All 150 faculty members hold university degrees in education and/or their field of specialty. The teaching staff is mainly Colombian. This year the school has more than 24 native English-speaking teachers, the majority of whom the school has recruited from North American universities. The average class size is 25 and the faculty/student ratio is 1:9.

==Community Service Program==

Each junior and senior student participates in the school's community service program and must spend 50 hours per semester coordinating extra-curricular activities. Likewise, the school advises the overall administration of five low-income public schools in Bogotá.

==Accreditation==

The school was recently accepted as a member of the NEASC (New England Association of Schools and Colleges) and CIS ( Council of International Schools ).

==Grading==

Colegio Los Nogales uses an unweighted marking system. Letter grades are required for all courses: an AH (90–100) indicates excellent achievement, an H (80–89) indicates above average achievement, an S (70–79) indicates satisfactory achievement, an A (60–69) indicates a passing grade, while an I (59 and less) indicates insufficient understanding or performance, and need for remediation.

==House system==

All students and faculties are assigned to one of three houses or clans. Each of the names of the houses have an essential meaning in Greek.
Eudikia stands for Honesty,
Politeia stands for Responsibility
while Filia stands for Respect.
Throughout the year, students participate in different contests in order to gain the necessary points to win the "Copa de las Casas". Among these activities are "Intercasas", a day where students and teachers compete both physically and mentally against each others, and "Candelazo", a Salsa dancing competition. Student behavior can also affect the "Copa de las Casas" score.

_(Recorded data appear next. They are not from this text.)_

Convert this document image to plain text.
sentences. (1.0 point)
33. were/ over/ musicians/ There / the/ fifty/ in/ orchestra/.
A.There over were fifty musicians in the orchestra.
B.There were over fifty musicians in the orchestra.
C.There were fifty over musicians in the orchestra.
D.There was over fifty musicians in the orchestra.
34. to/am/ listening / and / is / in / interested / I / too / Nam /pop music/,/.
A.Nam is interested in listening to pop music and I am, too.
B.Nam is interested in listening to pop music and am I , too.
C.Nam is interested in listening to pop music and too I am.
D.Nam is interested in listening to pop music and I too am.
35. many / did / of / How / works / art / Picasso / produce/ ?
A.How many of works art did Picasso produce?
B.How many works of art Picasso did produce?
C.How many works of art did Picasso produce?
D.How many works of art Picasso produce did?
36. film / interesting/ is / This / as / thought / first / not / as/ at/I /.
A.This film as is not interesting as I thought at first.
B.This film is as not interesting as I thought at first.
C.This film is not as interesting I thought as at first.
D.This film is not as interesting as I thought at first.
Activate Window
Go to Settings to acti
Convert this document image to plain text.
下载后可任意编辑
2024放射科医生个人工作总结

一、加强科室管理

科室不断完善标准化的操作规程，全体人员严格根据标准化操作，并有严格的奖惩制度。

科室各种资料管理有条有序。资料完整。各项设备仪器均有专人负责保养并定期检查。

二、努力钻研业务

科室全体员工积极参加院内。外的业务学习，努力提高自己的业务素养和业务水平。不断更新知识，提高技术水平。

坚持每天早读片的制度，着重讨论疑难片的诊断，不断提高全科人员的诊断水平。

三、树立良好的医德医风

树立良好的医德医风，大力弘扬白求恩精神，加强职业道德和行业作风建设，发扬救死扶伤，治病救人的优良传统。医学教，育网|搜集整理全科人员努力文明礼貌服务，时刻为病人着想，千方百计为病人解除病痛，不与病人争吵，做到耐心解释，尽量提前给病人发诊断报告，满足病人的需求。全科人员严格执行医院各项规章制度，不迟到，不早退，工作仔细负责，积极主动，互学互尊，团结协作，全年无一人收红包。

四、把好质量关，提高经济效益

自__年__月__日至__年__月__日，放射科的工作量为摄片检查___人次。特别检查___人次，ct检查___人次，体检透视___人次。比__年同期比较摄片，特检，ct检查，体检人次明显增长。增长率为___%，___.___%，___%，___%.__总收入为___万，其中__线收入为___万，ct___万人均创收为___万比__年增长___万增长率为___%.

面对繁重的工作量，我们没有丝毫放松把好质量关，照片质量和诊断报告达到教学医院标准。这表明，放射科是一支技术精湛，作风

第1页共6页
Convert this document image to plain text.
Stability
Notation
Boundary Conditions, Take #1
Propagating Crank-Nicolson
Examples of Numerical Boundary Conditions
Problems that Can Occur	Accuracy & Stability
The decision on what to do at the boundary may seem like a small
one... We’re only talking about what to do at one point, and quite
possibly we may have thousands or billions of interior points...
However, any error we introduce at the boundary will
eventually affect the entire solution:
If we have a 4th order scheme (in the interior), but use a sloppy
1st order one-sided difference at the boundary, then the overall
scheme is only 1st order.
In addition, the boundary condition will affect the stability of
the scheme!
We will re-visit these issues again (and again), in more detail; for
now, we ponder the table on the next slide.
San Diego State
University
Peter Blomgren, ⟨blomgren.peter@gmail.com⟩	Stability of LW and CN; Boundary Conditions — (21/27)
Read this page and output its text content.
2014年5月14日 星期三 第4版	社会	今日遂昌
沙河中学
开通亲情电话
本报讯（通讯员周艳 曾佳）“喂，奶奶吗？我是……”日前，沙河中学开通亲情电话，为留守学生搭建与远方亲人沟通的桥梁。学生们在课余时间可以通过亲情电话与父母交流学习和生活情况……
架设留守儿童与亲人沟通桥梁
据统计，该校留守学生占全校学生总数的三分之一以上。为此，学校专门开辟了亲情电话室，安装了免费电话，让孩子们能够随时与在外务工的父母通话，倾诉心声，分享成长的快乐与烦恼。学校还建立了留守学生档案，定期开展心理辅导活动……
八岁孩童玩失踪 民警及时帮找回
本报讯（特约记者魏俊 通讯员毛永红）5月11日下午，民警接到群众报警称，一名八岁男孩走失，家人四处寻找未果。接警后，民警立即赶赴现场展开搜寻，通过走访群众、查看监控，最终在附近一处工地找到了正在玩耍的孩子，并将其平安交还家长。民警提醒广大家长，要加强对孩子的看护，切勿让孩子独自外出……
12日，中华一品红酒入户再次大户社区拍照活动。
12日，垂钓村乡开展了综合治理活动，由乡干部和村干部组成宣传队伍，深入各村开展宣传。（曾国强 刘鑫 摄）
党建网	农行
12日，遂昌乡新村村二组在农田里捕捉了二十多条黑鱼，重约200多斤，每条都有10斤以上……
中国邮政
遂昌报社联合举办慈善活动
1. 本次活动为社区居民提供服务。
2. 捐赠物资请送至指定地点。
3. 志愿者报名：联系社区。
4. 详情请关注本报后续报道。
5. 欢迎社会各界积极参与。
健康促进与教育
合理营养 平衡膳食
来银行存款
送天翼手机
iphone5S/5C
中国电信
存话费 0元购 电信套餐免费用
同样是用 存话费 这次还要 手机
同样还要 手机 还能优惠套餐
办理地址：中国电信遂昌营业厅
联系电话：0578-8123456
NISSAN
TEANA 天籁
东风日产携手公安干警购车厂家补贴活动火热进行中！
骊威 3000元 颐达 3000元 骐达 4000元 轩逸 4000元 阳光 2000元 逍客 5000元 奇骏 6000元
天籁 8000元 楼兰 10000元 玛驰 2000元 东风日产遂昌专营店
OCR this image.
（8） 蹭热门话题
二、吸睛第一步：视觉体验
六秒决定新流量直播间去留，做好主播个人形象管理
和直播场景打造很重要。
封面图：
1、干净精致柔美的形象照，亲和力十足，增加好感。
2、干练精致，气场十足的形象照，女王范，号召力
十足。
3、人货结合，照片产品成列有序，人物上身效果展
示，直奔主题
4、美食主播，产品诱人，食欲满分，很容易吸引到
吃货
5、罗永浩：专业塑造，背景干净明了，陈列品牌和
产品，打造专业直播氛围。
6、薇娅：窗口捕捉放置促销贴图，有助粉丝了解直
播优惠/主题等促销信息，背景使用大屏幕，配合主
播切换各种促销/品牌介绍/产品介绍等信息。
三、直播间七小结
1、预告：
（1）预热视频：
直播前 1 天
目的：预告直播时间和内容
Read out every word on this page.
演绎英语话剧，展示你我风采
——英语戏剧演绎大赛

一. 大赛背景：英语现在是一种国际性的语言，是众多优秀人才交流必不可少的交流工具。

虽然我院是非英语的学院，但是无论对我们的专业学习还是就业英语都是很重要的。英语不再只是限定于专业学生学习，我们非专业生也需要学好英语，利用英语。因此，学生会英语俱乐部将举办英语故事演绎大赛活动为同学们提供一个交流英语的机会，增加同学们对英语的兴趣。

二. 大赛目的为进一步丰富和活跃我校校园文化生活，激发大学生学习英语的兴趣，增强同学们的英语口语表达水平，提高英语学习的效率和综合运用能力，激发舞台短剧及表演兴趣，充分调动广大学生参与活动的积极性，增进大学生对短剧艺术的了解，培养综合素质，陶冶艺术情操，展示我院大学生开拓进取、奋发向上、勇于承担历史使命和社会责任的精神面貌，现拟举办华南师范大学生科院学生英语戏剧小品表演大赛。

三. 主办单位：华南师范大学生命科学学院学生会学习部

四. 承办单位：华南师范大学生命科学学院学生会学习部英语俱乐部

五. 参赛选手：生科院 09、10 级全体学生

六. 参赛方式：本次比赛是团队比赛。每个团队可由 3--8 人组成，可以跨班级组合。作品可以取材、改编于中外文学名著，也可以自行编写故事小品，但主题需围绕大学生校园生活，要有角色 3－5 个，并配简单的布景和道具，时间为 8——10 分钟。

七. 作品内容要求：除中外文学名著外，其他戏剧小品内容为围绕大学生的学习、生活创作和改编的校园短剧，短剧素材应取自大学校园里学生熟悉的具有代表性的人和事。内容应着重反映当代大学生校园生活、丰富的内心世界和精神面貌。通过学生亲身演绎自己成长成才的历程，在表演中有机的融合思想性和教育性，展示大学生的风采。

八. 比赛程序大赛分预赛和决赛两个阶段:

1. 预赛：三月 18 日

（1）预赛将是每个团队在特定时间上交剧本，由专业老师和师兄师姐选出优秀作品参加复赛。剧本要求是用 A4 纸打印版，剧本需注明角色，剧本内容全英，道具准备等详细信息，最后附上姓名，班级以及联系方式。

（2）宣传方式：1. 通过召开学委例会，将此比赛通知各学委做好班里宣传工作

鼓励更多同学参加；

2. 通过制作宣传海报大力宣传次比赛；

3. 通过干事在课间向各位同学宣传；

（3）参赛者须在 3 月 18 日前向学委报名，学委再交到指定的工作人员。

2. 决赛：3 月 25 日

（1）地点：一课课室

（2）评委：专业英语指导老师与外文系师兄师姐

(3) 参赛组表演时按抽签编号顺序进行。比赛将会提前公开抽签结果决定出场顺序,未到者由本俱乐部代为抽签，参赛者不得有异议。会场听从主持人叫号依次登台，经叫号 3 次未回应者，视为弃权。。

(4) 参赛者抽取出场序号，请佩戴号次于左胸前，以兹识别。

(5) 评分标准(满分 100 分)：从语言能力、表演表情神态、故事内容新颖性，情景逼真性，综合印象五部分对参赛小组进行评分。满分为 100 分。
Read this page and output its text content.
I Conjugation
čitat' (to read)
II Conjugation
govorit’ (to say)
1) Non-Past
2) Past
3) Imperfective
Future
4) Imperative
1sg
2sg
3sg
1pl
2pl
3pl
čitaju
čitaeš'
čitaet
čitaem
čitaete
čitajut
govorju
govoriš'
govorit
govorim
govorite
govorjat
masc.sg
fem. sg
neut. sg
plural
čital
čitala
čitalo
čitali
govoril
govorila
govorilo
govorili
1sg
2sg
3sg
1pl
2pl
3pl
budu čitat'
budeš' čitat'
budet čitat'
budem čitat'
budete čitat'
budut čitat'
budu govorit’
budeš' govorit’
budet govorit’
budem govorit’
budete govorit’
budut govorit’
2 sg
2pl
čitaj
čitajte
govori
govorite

Each year, six students from 11th grade are selected to be House Captains (two Captains for each House). This designation is considered to be the greatest honor a student can have.

==Sports==

Colegio Los Nogales has various sports facilities, which include basketball and volleyball courts, a hockey rink, and six playing fields. The school is a member of UNCOLI - International School Association in Bogotá, and competes in several sports: football, basketball, volleyball, track and field, gymnastics, table tennis, and chess.